"A modified measure of economic output that adjusts conventional GDP by subtracting the costs of environmental degradation and depletion of natural resources."

Green GDP (also called Environmentally-Adjusted GDP) is an attempt to incorporate the depletion and degradation of natural capital into national income accounting. Standard GDP measures the market value of all final goods and services produced in a country in a given period. However, it treats natural resource extraction as income (adding to GDP) while ignoring the depletion of the natural capital stock — the minerals mined, forests cleared, groundwater pumped, and pollution generated in the process. Green GDP corrects this by subtracting the monetary cost of: natural resource depletion (oil, minerals, forests, groundwater); environmental degradation (air and water pollution, soil erosion, loss of biodiversity); and environmental cleanup costs. The formula is: Green GDP = GDP - Cost of Environmental Degradation - Cost of Natural Resource Depletion. The United Nations System of Environmental-Economic Accounting (SEEA) provides a globally standardised framework for natural capital accounting. India has made limited progress: the Central Statistics Office (CSO) has piloted green national accounts for selected sectors (forestry, water). The National Statistical Commission has recommended developing a full Green GDP framework. China announced a 'Green GDP' initiative in 2004 but abandoned it in 2007 after finding that some provinces would show negative growth when environmental costs were deducted.

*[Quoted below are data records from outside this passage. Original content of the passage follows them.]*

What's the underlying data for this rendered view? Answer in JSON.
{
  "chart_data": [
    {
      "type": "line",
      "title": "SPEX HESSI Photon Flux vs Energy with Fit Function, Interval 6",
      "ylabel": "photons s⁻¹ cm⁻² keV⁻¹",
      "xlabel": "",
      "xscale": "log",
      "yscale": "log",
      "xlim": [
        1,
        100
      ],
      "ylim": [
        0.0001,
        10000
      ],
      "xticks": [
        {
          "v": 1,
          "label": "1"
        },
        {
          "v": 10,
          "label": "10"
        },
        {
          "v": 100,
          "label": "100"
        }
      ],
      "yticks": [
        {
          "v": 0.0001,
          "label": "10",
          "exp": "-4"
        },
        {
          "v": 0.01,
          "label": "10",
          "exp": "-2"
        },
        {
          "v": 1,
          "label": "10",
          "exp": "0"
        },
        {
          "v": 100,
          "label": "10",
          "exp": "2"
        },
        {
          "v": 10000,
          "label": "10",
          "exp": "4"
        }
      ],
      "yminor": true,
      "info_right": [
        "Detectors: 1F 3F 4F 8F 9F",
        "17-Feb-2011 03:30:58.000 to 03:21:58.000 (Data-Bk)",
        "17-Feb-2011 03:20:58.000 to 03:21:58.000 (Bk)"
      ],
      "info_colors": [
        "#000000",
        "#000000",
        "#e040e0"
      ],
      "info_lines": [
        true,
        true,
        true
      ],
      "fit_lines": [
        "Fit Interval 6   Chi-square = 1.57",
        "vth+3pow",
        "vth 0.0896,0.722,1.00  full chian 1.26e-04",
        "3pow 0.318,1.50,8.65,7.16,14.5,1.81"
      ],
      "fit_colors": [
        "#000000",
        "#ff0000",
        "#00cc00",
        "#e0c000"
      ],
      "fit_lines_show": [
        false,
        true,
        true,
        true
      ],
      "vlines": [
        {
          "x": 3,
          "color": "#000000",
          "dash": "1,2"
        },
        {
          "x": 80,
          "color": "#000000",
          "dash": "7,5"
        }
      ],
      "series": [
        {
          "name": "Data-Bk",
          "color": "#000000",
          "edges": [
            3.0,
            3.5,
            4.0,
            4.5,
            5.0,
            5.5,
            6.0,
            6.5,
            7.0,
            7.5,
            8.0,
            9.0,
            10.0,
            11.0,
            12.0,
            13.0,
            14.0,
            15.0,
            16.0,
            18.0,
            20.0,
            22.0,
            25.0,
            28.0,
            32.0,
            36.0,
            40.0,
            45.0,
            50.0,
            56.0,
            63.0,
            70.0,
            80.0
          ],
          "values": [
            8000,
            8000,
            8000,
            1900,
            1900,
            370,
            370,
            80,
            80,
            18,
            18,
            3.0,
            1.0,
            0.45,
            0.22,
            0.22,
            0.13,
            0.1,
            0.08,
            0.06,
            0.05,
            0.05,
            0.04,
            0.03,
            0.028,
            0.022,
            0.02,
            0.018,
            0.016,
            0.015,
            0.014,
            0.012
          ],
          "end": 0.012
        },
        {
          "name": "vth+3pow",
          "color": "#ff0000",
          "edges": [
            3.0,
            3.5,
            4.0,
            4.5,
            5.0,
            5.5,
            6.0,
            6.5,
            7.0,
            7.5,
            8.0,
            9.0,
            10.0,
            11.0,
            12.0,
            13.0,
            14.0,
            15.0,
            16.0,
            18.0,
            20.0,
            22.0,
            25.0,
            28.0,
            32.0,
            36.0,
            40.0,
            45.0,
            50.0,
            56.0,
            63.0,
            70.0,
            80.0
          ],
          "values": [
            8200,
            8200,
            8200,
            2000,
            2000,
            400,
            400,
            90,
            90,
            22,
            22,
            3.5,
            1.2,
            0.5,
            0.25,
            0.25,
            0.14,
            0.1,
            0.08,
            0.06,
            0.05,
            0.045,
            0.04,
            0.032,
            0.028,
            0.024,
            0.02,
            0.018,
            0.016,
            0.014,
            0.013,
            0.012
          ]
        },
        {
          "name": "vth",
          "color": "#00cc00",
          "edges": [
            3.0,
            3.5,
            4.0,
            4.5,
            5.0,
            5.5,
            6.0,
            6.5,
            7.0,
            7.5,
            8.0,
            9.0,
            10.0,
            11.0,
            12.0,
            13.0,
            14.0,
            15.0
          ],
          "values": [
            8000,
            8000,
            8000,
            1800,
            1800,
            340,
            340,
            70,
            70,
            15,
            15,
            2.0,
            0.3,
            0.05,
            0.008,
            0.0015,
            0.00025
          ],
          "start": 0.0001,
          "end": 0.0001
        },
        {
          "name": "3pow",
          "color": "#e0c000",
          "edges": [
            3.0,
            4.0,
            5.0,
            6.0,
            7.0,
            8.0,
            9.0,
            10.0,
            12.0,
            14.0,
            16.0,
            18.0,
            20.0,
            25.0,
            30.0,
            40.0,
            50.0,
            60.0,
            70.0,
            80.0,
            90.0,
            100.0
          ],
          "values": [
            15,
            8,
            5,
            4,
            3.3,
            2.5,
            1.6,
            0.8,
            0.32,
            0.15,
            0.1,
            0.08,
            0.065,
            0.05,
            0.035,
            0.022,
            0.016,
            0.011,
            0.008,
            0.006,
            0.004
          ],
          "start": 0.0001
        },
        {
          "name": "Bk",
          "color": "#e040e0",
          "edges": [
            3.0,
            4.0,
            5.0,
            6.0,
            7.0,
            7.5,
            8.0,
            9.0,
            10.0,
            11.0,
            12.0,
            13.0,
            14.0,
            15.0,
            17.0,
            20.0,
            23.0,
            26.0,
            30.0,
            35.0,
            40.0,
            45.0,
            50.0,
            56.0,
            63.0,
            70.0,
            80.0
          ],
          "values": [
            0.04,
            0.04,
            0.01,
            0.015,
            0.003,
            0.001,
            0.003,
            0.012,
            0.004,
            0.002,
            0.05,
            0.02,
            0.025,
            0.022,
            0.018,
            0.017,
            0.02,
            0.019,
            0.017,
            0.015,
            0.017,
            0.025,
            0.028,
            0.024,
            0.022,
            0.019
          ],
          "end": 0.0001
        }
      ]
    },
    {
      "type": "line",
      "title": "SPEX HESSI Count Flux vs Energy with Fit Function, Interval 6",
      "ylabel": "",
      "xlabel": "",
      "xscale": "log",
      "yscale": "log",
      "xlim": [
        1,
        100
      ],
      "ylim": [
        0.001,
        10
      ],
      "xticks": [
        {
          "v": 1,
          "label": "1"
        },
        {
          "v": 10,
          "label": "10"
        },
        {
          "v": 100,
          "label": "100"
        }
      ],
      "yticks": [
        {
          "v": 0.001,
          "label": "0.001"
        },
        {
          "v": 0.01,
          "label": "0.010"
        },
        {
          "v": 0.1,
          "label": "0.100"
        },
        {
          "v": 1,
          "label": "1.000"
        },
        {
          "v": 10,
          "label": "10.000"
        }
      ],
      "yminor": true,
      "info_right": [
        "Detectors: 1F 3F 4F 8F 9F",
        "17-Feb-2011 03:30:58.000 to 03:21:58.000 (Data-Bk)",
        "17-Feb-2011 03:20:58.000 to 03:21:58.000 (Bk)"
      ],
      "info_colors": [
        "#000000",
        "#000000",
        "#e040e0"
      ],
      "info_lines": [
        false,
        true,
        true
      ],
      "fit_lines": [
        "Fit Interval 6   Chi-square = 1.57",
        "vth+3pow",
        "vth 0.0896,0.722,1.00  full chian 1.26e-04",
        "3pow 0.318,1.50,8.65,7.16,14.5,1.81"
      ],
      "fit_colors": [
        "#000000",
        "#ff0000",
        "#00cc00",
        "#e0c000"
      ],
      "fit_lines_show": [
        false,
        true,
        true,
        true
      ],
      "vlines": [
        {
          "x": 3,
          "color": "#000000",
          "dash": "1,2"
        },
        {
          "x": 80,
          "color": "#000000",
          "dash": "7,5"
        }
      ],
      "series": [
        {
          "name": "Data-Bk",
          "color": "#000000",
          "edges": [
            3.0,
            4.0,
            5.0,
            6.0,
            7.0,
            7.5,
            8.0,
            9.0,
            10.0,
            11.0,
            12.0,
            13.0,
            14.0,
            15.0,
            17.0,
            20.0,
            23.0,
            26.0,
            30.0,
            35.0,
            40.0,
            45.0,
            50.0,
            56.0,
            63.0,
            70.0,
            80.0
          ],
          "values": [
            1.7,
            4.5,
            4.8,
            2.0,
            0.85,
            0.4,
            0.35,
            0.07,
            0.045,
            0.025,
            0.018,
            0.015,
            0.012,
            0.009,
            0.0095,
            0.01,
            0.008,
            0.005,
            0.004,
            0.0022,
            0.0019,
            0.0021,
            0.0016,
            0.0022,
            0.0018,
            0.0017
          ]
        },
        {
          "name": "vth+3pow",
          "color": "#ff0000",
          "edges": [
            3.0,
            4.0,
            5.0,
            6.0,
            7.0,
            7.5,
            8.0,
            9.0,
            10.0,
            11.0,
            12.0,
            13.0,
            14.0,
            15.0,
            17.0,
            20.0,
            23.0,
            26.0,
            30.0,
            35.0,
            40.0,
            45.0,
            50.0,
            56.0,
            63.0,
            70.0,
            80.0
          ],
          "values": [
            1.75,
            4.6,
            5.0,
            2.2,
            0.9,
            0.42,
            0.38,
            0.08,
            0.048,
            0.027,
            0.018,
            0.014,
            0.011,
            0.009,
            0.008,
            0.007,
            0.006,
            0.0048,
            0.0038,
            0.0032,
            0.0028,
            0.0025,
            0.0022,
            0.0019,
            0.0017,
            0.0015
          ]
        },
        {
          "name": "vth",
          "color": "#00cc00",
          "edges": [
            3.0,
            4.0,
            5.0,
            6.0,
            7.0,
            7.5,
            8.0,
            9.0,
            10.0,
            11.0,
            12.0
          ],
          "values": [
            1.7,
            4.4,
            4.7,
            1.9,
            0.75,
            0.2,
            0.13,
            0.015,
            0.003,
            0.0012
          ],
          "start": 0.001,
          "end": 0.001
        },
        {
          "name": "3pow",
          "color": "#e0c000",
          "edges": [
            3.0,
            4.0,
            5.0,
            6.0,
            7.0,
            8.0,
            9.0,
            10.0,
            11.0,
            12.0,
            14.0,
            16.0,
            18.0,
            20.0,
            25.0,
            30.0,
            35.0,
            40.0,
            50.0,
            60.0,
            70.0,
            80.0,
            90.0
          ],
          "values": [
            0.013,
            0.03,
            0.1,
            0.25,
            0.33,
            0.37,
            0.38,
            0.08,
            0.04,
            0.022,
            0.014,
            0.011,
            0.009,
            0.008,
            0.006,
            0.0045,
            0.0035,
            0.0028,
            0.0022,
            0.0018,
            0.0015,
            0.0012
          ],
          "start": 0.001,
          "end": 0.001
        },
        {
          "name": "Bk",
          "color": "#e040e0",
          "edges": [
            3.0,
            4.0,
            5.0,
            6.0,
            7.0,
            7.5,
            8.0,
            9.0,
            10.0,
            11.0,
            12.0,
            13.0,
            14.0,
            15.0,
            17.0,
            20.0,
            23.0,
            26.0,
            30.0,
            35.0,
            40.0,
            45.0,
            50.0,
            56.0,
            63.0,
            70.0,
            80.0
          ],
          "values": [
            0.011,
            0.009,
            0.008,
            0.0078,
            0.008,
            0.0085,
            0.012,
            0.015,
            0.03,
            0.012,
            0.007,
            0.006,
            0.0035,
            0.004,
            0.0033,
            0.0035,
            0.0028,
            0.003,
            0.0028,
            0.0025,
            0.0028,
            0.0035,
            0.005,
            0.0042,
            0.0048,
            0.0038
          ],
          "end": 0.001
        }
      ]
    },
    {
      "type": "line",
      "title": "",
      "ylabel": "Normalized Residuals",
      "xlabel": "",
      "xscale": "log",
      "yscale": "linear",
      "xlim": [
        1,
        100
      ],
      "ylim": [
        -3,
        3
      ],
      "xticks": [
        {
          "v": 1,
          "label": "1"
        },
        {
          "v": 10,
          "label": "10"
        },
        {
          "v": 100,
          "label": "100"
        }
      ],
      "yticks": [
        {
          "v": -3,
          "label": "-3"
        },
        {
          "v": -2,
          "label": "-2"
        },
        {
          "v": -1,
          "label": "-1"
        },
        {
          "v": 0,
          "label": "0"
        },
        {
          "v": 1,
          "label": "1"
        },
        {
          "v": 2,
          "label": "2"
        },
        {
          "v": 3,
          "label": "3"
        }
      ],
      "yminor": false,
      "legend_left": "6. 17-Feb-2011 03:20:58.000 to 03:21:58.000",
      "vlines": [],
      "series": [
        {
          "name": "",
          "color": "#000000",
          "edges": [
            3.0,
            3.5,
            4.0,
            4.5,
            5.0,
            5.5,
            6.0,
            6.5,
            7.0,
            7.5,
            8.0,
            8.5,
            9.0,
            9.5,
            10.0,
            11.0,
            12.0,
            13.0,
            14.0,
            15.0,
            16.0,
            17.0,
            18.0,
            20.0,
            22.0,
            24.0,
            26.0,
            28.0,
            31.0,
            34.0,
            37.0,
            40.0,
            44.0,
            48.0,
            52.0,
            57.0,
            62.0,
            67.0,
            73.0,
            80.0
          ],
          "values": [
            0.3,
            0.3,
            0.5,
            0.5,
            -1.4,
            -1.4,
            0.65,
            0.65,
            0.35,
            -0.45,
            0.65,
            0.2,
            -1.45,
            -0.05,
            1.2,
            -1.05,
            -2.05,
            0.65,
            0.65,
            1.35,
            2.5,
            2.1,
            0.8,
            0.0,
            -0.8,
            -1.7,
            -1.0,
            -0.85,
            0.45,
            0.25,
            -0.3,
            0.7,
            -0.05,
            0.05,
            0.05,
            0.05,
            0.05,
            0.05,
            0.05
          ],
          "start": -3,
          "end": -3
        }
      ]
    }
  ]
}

Relevant for UPSC GS3 Economy (national income accounting, sustainable development) and GS3 Environment. Prelims: distinguish GDP, GNP, NNP, Green GDP. Mains: questions may ask why India should adopt green accounting, or critique the GDP-centric model of measuring development. Key linkage to SDG Goal 8 (Decent Work and Economic Growth) and SDG Goal 15 (Life on Land). Also connects to alternatives to GDP: HDI (Human Development Index), GNH (Gross National Happiness of Bhutan), SPI (Social Progress Index).

  • 1 Green GDP = GDP - Cost of Environmental Degradation - Cost of Natural Resource Depletion
  • 2 Standard GDP counts resource extraction as income but ignores depletion of natural capital stock
  • 3 UN SEEA (System of Environmental-Economic Accounting): international framework for natural capital accounting
  • 4 India: CSO has piloted green national accounts; full Green GDP framework not yet implemented
  • 5 China's Green GDP experiment (2004-2007): abandoned after finding provinces would show negative growth
  • 6 Alternatives to GDP: HDI, GNH (Bhutan), Social Progress Index
  • 7 Bhopal Gas Tragedy paradox: disaster cleanup ADDS to GDP but represents massive destruction of welfare
  • 8 India's National Green Tribunal orders often factor in environmental cost — a judicial proxy for green accounting
A state that allows massive deforestation for industrial development may show high conventional GDP growth while its Green GDP is negative, since the timber revenue is counted as income but the loss of watershed services, biodiversity, and carbon sequestration value (which may far exceed the timber value) is not subtracted.